Remember the Cubs slugger for more than his faults

If you watched plenty of Cubs games in your life -- especially if you, like us, progressed formatively from age seven to age 19 during Sammy Sosa's tenure, which started in 1992 and ended in 2004 -- then the memories are etched in your brain forever. Sosa's big armbands, his bigger smile, his sprints from the dugout around the outfield as fans cheered, his interactions with the right field bleacher crowd after every pitch -- for many years, Sammy Sosa was the Chicago Cubs. That will be hard to forget.

The reason we bring this up is that late last night Sammy Sosa officially announced his retirement from the game of baseball. The first though: Sammy Sosa wasn't retired yet? The second: Who cares? He's a cheater! He had cork in his bat! He left the last Cubs game early! He fell off a cliff late in his career! After his steroids ran out, probably!
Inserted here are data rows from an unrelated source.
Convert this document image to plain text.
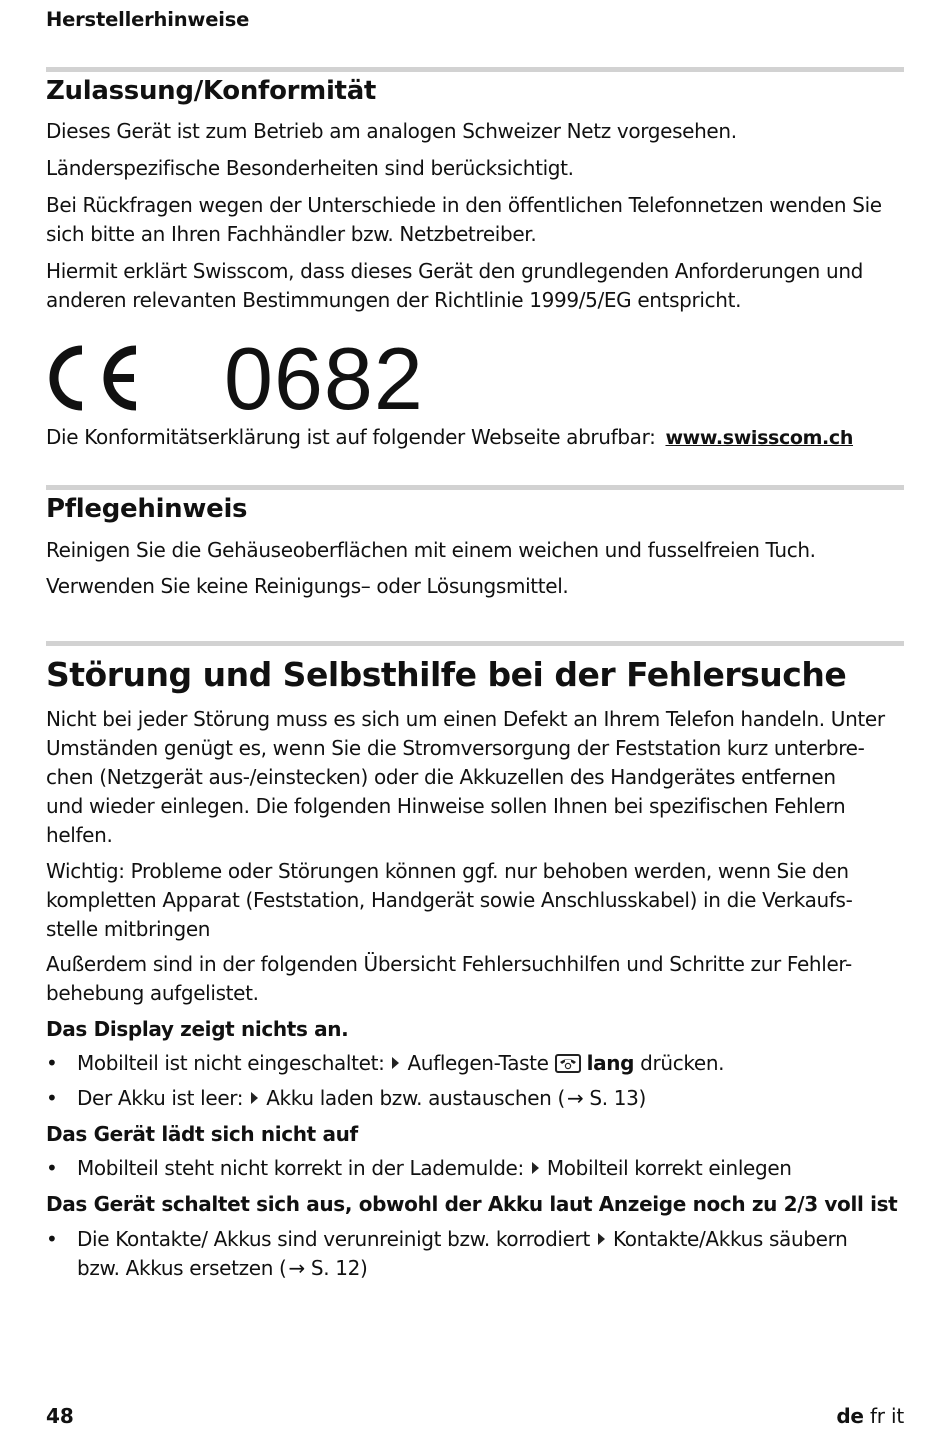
Herstellerhinweise
Zulassung/Konformität

Dieses Gerät ist zum Betrieb am analogen Schweizer Netz vorgesehen.

Länderspezifische Besonderheiten sind berücksichtigt.

Bei Rückfragen wegen der Unterschiede in den öffentlichen Telefonnetzen wenden Sie sich bitte an Ihren Fachhändler bzw. Netzbetreiber.

Hiermit erklärt Swisscom, dass dieses Gerät den grundlegenden Anforderungen und anderen relevanten Bestimmungen der Richtlinie 1999/5/EG entspricht.

0682

Die Konformitätserklärung ist auf folgender Webseite abrufbar: www.swisscom.ch

Pflegehinweis

Reinigen Sie die Gehäuseoberflächen mit einem weichen und fusselfreien Tuch.

Verwenden Sie keine Reinigungs– oder Lösungsmittel.

Störung und Selbsthilfe bei der Fehlersuche
Nicht bei jeder Störung muss es sich um einen Defekt an Ihrem Telefon handeln. Unter
Umständen genügt es, wenn Sie die Stromversorgung der Feststation kurz unterbre-
chen (Netzgerät aus-/einstecken) oder die Akkuzellen des Handgerätes entfernen
und wieder einlegen. Die folgenden Hinweise sollen Ihnen bei spezifischen Fehlern
helfen.
Wichtig: Probleme oder Störungen können ggf. nur behoben werden, wenn Sie den
kompletten Apparat (Feststation, Handgerät sowie Anschlusskabel) in die Verkaufs-
stelle mitbringen
Außerdem sind in der folgenden Übersicht Fehlersuchhilfen und Schritte zur Fehler-
behebung aufgelistet.
Das Display zeigt nichts an.
• Mobilteil ist nicht eingeschaltet: Auflegen-Taste lang drücken.
• Der Akku ist leer: Akku laden bzw. austauschen ( → S. 13)
Das Gerät lädt sich nicht auf
• Mobilteil steht nicht korrekt in der Lademulde: Mobilteil korrekt einlegen
Das Gerät schaltet sich aus, obwohl der Akku laut Anzeige noch zu 2/3 voll ist
• Die Kontakte/ Akkus sind verunreinigt bzw. korrodiert Kontakte/Akkus säubern
bzw. Akkus ersetzen ( → S. 12)
48	de fr it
All valid points. But there's the question Cubs fans must ask themselves: is that how they'll choose to remember Sammy Sosa? Beyond The Ivy's Bob Romashko presents a far more positive framework:

On years of bad Cubs team, Sosa was the one thing worth watching. [...] Sammy may have had his problems with other members of the team. I don’t know what he put in his body. And he shouldn’t have left his last game as a Cub early, but that’s a really minor transgression. But in spite of all that, he was a joy to watch in his years as a Cub. He was the greatest hitter the Cubs have had in my lifetime, and I’m glad I got to watch him play.

Romashko hopes Sosa and the Cubs can mend their fences and bring Sosa back to the park in honor; he likewise hopes the Hall of Fame recognizes Sosa's considerable accomplishments in the game. Neither of those things are likely to happen. The inference that Sosa did steroids -- probably a fair one, given his numbers and body type and the era in which he played -- will forever taint the way Sosa is treated by the Cubs, their fans, and baseball in general.

That's fair. But it's a matter of what you choose to remember. You can choose to focus on the negatives. Or you can remember the joy you felt watching Sammy Sosa hit the ball -- remember the Wrigley crowd's reaction when he hit his 2003 playoffs walk-off home run onto Waveland -- all those years of fun and entertainment derived from one thing: watching a truly great hitter, steroids or not, be better at that one thing than many of us will ever be at anything.

Don't revise history. But don't block the good parts, either. You can make that choice.